Tra questi va citato soprattutto il Montepulciano d'Abruzzo Colline Teramane, diventato finalmente dall’anno 2002 un DOCG, governata e gestita dal consorzio che porta lo stesso nome.
Questo consorzio, si è dotato di regole rigide per mantenere questi elevati standard qualitativi; difatti le rese non devono essere superiori ai 90 ql. per ettaro, è vietato l’allevamento a tendone, almeno 3.500 ceppi per ettaro, la vinificazione deve essere fatta obbligatoriamente dentro la zona di produzione, mentre l’immissione del vino sul mercato deve avvenire non prima di 3 anni per la riserva e 2 per la versione normale.

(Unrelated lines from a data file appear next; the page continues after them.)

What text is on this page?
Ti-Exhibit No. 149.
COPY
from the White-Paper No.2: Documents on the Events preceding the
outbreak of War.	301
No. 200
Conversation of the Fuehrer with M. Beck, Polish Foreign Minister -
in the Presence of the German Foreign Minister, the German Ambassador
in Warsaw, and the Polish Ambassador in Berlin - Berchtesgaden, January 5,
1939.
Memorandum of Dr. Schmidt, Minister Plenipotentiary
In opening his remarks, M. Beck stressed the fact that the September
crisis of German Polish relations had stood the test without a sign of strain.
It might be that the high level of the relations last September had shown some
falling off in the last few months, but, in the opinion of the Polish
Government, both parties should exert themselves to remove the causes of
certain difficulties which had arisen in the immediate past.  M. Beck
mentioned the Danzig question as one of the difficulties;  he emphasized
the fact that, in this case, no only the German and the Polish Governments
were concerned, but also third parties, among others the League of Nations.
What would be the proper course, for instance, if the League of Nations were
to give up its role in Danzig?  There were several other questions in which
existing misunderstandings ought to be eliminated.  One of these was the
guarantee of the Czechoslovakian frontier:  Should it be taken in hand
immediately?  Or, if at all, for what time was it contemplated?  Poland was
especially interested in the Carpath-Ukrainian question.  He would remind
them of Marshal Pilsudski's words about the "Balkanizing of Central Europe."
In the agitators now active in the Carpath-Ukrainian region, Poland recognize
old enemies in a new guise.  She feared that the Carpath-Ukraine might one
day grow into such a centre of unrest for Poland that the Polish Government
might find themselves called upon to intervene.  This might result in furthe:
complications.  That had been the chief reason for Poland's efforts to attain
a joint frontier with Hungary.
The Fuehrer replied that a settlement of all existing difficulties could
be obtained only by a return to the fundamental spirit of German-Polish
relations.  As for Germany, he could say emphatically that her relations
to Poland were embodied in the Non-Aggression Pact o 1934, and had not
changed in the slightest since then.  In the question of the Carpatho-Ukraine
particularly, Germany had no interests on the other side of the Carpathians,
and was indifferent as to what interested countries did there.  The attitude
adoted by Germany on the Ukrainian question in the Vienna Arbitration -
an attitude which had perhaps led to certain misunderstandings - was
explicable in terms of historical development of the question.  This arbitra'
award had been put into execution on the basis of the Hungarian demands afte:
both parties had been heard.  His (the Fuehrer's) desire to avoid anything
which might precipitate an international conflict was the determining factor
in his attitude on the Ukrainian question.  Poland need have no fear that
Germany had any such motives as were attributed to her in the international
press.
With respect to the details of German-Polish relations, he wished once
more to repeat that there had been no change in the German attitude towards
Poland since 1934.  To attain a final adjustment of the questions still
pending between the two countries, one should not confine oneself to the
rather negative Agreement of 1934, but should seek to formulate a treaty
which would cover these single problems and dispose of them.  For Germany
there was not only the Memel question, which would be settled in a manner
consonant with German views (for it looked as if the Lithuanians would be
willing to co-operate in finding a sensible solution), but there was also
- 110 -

Il Montepulciano d'Abruzzo Colline Teramane, prodotto con il vitigno Montepulciano anche se non ha nulla a che vedere con la cittadina toscana, ha tutte le carte in regola per essere un prodotto dotato di tutti i migliori riconoscimenti; vigoroso e pieno, assai lungo e dolce in bocca, ma allo stesso tempo rotondo e morbido, è stato definito dal giornalista-degustatore Daniel Thomases “il classico pugno di ferro in guanto di velluto”.
Ha caratteristiche veramente uniche, inimitabili e tutto ciò è il risultato frutto della grande professionalità e passione dei viticoltori locali, i quali meritano grandi applausi e riconoscimenti che tutti gli riconoscono.